Longer Olympic greets US Open

Sean Dudley
By AML

This week’s US Open will be played over a very different Olympic Club course than the one on which Lee Janzen became champion in 1998.

Bill Love, a past president of the American Society of Golf Course Architects has worked with the club, notably director of golf course maintenance operations Pat Finlen for several years making adjustments to Olympic's nearly 100-year-old Lake course, first for the 2007 US Amateur and now for the Open.

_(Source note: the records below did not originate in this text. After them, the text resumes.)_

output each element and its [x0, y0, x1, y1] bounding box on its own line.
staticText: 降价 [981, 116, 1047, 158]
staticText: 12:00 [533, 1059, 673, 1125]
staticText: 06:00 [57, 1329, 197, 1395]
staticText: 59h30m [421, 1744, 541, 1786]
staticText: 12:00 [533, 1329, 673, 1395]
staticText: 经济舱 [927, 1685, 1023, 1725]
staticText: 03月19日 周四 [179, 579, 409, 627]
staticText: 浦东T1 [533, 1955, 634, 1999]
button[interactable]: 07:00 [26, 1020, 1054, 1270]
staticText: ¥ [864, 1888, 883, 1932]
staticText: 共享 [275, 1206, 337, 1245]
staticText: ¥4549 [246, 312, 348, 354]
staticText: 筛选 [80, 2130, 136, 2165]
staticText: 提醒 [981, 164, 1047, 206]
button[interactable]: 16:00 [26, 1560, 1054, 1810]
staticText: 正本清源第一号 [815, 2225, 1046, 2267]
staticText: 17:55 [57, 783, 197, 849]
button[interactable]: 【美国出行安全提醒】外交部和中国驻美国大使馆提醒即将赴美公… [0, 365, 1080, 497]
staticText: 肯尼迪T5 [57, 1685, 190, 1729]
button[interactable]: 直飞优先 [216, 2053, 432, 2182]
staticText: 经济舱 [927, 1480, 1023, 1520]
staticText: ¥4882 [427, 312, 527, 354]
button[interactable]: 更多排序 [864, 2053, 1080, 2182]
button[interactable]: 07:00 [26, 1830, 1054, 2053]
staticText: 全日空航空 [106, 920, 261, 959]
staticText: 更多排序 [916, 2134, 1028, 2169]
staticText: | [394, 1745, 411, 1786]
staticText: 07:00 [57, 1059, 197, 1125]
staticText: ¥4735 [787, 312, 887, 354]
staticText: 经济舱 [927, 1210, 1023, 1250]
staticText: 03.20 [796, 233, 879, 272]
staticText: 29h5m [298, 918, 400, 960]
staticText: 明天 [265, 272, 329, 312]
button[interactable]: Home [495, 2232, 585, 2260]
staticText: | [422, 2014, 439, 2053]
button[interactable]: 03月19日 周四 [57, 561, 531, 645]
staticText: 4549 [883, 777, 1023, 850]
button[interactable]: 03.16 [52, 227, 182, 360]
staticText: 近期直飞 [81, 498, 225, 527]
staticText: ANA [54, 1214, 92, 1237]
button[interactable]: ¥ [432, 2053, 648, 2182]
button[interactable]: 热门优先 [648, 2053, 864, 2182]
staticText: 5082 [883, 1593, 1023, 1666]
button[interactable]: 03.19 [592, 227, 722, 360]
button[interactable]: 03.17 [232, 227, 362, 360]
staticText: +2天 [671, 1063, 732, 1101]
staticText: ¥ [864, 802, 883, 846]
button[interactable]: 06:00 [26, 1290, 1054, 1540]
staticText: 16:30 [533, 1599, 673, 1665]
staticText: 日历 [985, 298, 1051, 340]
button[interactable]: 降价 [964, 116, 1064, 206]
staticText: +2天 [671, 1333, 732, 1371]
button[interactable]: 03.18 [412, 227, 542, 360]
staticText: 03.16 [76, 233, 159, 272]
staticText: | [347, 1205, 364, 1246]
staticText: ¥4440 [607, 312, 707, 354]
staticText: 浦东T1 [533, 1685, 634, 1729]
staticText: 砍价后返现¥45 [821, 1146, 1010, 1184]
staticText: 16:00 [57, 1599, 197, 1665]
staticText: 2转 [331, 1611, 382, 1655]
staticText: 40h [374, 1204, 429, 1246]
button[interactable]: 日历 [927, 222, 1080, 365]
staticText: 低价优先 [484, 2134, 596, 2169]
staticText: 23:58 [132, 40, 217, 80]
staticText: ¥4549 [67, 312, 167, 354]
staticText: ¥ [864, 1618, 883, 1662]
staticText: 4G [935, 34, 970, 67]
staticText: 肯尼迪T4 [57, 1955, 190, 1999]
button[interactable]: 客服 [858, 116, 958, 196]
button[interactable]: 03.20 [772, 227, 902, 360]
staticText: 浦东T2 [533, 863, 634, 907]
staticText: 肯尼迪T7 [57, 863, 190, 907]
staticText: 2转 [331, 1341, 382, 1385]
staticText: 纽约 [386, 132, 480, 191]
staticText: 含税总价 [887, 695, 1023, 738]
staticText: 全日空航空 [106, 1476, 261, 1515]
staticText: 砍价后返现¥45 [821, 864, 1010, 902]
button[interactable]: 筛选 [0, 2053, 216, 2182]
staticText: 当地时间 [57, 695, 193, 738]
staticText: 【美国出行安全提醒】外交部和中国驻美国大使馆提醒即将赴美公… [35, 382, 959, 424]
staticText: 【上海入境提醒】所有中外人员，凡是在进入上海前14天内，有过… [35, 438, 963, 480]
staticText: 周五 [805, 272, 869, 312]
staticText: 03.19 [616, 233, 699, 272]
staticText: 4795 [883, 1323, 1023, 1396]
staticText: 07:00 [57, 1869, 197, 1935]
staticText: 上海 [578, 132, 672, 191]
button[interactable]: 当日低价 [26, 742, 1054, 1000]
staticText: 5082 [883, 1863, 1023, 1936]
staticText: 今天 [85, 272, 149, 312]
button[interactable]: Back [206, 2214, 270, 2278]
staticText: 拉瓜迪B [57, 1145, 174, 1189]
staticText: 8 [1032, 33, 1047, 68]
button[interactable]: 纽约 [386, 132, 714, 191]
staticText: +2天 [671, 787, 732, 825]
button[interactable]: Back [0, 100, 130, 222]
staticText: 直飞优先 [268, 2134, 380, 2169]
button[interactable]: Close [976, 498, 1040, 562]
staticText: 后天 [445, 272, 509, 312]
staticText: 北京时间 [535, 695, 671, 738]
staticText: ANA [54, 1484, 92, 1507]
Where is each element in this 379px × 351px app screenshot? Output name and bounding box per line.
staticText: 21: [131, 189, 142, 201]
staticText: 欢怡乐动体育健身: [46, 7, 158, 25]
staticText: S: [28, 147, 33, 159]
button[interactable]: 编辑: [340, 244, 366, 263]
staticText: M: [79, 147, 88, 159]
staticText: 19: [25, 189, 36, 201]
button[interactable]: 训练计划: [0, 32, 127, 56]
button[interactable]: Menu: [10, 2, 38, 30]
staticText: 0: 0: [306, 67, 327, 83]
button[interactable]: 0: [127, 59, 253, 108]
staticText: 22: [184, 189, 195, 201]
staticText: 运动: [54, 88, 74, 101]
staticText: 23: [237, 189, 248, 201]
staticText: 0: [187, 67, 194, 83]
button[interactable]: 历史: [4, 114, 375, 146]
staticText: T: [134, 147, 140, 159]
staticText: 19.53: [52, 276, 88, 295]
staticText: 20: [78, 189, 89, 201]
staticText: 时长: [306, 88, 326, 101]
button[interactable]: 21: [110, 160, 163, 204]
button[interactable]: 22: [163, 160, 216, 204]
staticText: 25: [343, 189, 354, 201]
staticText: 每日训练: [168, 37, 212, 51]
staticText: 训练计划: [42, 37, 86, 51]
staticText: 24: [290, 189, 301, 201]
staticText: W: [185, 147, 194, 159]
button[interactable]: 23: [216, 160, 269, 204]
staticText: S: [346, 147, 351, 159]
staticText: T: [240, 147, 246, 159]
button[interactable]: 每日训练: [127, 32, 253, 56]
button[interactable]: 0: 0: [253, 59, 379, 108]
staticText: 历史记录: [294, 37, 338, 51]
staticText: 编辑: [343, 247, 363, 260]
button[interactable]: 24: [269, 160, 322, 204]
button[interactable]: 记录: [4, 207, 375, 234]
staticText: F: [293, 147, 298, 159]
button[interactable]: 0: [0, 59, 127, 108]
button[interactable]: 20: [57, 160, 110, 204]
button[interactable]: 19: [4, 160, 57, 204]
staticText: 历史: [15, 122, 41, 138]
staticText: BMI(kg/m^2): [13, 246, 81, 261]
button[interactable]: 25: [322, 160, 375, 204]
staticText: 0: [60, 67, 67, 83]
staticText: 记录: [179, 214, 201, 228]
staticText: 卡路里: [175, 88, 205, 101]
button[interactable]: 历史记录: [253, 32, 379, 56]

Rory McIlroy will attempt to defend his title on a course that, at 7,170 yards, is substantially longer in its 2012 iteration than in 1998. Love made adjustments that increase the length of nearly half the course’s holes, and the sixteenth will be the longest hole in US Open history at 670 yards. An entirely new par three eighth has been built, a change that enabled Love to lengthen the seventh and ninth holes

Tree removal has been underway since before the 2007 Amateur. Diseased trees have been selectively removed in order to maintain the health of remaining trees in addition to revealing the topography and improving the perception of the property the course sits on. The famed cypress trees the course is known for remain and will continue to provide a challenge for Open golfers who stray from the fairway.

“I hope both players and television viewers come away with an appreciation of what a great test of golf the Lake Course is,” Love said. “The work we have done is geared toward blending into the original golf course and existing architecture. We hope people will see the work we have done and let them discover the course and land in a new way.”